Microsoft Enables Windows 11 Passwordless Option
- By Kurt Mackie
- October 25, 2023
Organizations with Entra ID-joined Windows 11 devices can now switch them over to passwordless authentications using a new policy option, Microsoft suggested this week.
Organizations can use Microsoft Intune or another mobile device management solution to set the policy, which was eanbled via a "September 2023 update for Windows 11, version 22H2," the announcement indicated. Here's Microsoft's statement to that effect:
Commercial organizations can now set the EnablePasswordlessExperience MDM policy from Intune or another MDM to enable a fully passwordless user experience on Microsoft Entra ID joined [Windows 11] machines.
By passwordless, Microsoft means that users so switched won't see a password prompt at all after the policy has been applied. The password prompt will be absent when signing into a device's lock screen. It also won't be there for "in-session auth scenarios like password managers in a web browser, 'Run as' admin scenarios, and User Account Control (UAC)," the announcement explained. Also, the Windows 11 Settings app won't show the "Change password" option after the passwordless policy has been applied, Microsoft indicated, in this document.

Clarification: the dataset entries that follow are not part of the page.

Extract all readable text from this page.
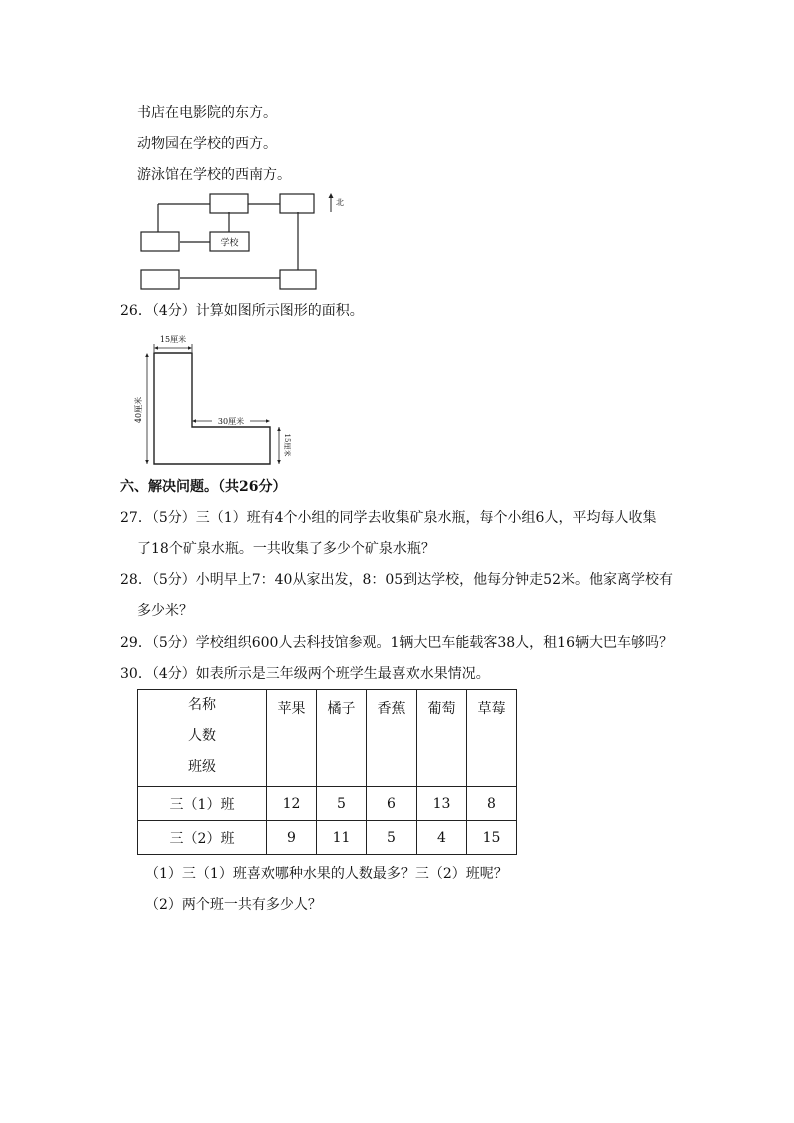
书店在电影院的东方。
动物园在学校的西方。
游泳馆在学校的西南方。
学校
北
26．（4分）计算如图所示图形的面积。
15厘米
40厘米	30厘米
15厘米
六、解决问题。（共26分）
27．（5分）三（1）班有4个小组的同学去收集矿泉水瓶，每个小组6人，平均每人收集
了18个矿泉水瓶。一共收集了多少个矿泉水瓶？
28．（5分）小明早上7：40从家出发，8：05到达学校，他每分钟走52米。他家离学校有
多少米？
29．（5分）学校组织600人去科技馆参观。1辆大巴车能载客38人，租16辆大巴车够吗？
30．（4分）如表所示是三年级两个班学生最喜欢水果情况。
名称
人数
班级	苹果	橘子	香蕉	葡萄	草莓
三（1）班	12	5	6	13	8
三（2）班	9	11	5	4	15
（1）三（1）班喜欢哪种水果的人数最多？三（2）班呢？
（2）两个班一共有多少人？
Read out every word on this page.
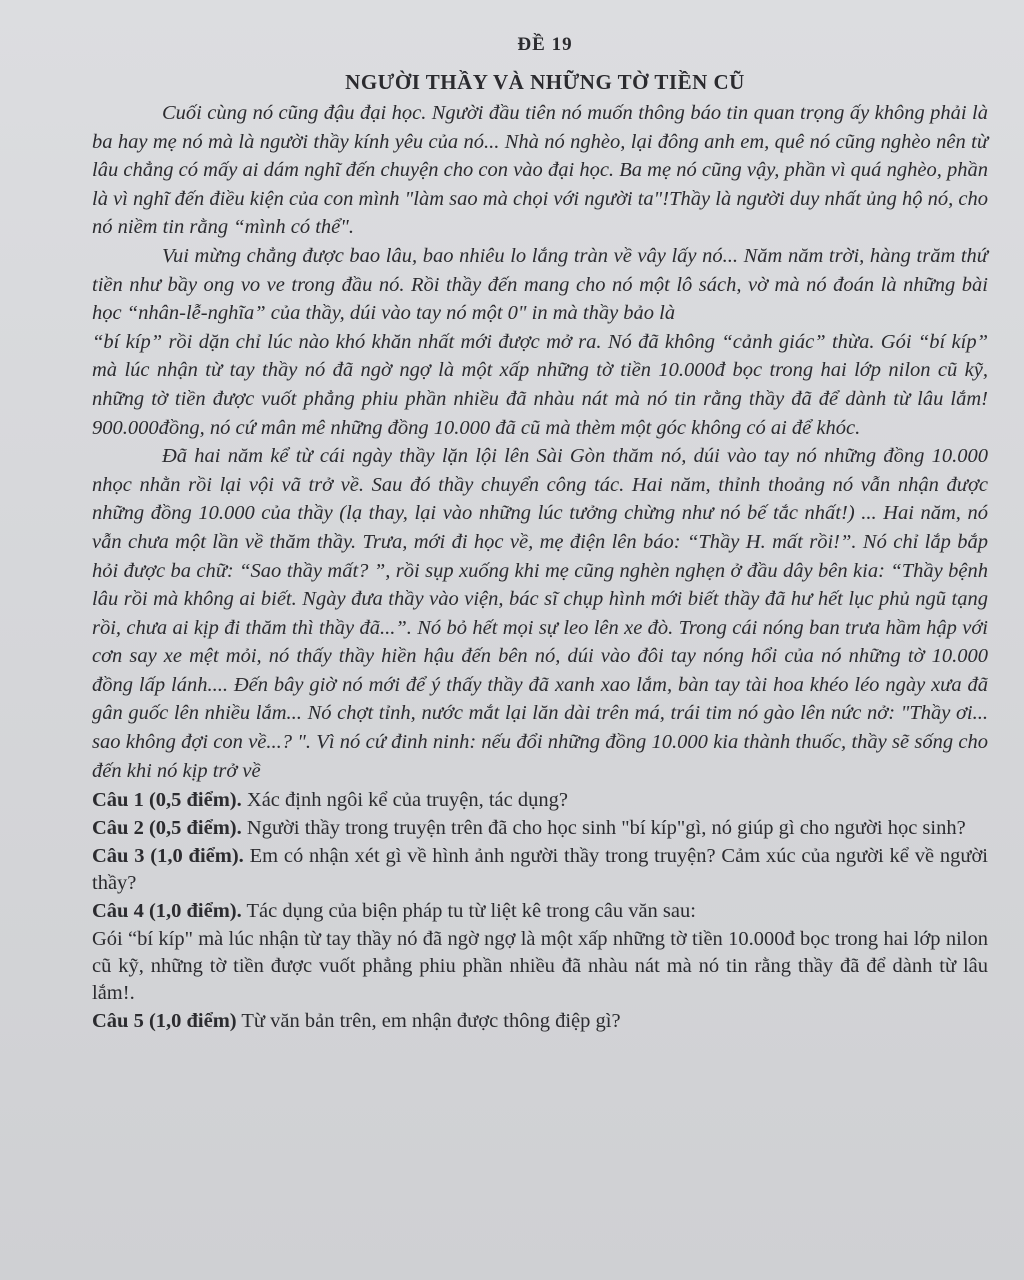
ĐỀ 19
NGƯỜI THẦY VÀ NHỮNG TỜ TIỀN CŨ

Cuối cùng nó cũng đậu đại học. Người đầu tiên nó muốn thông báo tin quan trọng ấy không phải là ba hay mẹ nó mà là người thầy kính yêu của nó... Nhà nó nghèo, lại đông anh em, quê nó cũng nghèo nên từ lâu chẳng có mấy ai dám nghĩ đến chuyện cho con vào đại học. Ba mẹ nó cũng vậy, phần vì quá nghèo, phần là vì nghĩ đến điều kiện của con mình "làm sao mà chọi với người ta"!Thầy là người duy nhất ủng hộ nó, cho nó niềm tin rằng “mình có thể".

Vui mừng chẳng được bao lâu, bao nhiêu lo lắng tràn về vây lấy nó... Năm năm trời, hàng trăm thứ tiền như bầy ong vo ve trong đầu nó. Rồi thầy đến mang cho nó một lô sách, vờ mà nó đoán là những bài học “nhân-lễ-nghĩa” của thầy, dúi vào tay nó một 0" in mà thầy bảo là

“bí kíp” rồi dặn chỉ lúc nào khó khăn nhất mới được mở ra. Nó đã không “cảnh giác” thừa. Gói “bí kíp” mà lúc nhận từ tay thầy nó đã ngờ ngợ là một xấp những tờ tiền 10.000đ bọc trong hai lớp nilon cũ kỹ, những tờ tiền được vuốt phẳng phiu phần nhiều đã nhàu nát mà nó tin rằng thầy đã để dành từ lâu lắm! 900.000đồng, nó cứ mân mê những đồng 10.000 đã cũ mà thèm một góc không có ai để khóc.

Đã hai năm kể từ cái ngày thầy lặn lội lên Sài Gòn thăm nó, dúi vào tay nó những đồng 10.000 nhọc nhằn rồi lại vội vã trở về. Sau đó thầy chuyển công tác. Hai năm, thỉnh thoảng nó vẫn nhận được những đồng 10.000 của thầy (lạ thay, lại vào những lúc tưởng chừng như nó bế tắc nhất!) ... Hai năm, nó vẫn chưa một lần về thăm thầy. Trưa, mới đi học về, mẹ điện lên báo: “Thầy H. mất rồi!”. Nó chỉ lắp bắp hỏi được ba chữ: “Sao thầy mất? ”, rồi sụp xuống khi mẹ cũng nghèn nghẹn ở đầu dây bên kia: “Thầy bệnh lâu rồi mà không ai biết. Ngày đưa thầy vào viện, bác sĩ chụp hình mới biết thầy đã hư hết lục phủ ngũ tạng rồi, chưa ai kịp đi thăm thì thầy đã...”. Nó bỏ hết mọi sự leo lên xe đò. Trong cái nóng ban trưa hầm hập với cơn say xe mệt mỏi, nó thấy thầy hiền hậu đến bên nó, dúi vào đôi tay nóng hổi của nó những tờ 10.000 đồng lấp lánh.... Đến bây giờ nó mới để ý thấy thầy đã xanh xao lắm, bàn tay tài hoa khéo léo ngày xưa đã gân guốc lên nhiều lắm... Nó chợt tỉnh, nước mắt lại lăn dài trên má, trái tim nó gào lên nức nở: "Thầy ơi... sao không đợi con về...? ". Vì nó cứ đinh ninh: nếu đổi những đồng 10.000 kia thành thuốc, thầy sẽ sống cho đến khi nó kịp trở về

Câu 1 (0,5 điểm). Xác định ngôi kể của truyện, tác dụng?

Câu 2 (0,5 điểm). Người thầy trong truyện trên đã cho học sinh "bí kíp"gì, nó giúp gì cho người học sinh?

Câu 3 (1,0 điểm). Em có nhận xét gì về hình ảnh người thầy trong truyện? Cảm xúc của người kể về người thầy?

Câu 4 (1,0 điểm). Tác dụng của biện pháp tu từ liệt kê trong câu văn sau:

Gói “bí kíp" mà lúc nhận từ tay thầy nó đã ngờ ngợ là một xấp những tờ tiền 10.000đ bọc trong hai lớp nilon cũ kỹ, những tờ tiền được vuốt phẳng phiu phần nhiều đã nhàu nát mà nó tin rằng thầy đã để dành từ lâu lắm!.

Câu 5 (1,0 điểm) Từ văn bản trên, em nhận được thông điệp gì?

After the passwordless policy is applied, users will see initial authentication options as "security key, pin, Windows Hello, and fingerprint." Organizations can use phishing-resistant approaches, such as FIDO2 keys or Windows Hello for Business, which is Microsoft's biometric (face scan) authentication scheme.
Organizations going passwordless have options should a user fail to authenticate. "If the user fails to sign in, recovery mechanisms such as PIN reset or Web sign-in can be used to help the user recover their credentials without IT helpdesk engagement," the announcement indicated.
Microsoft's Sept. 2023 update to Windows 11 version 22H2 also ushered in the ability for Entra ID-joined devices to use a "Web sign-in" feature, as explained in this document. It permits users to "sign in with the Microsoft Authenticator app or with a SAML-P federated identity."
Kurt Mackie is senior news producer for 1105 Media's Converge360 group.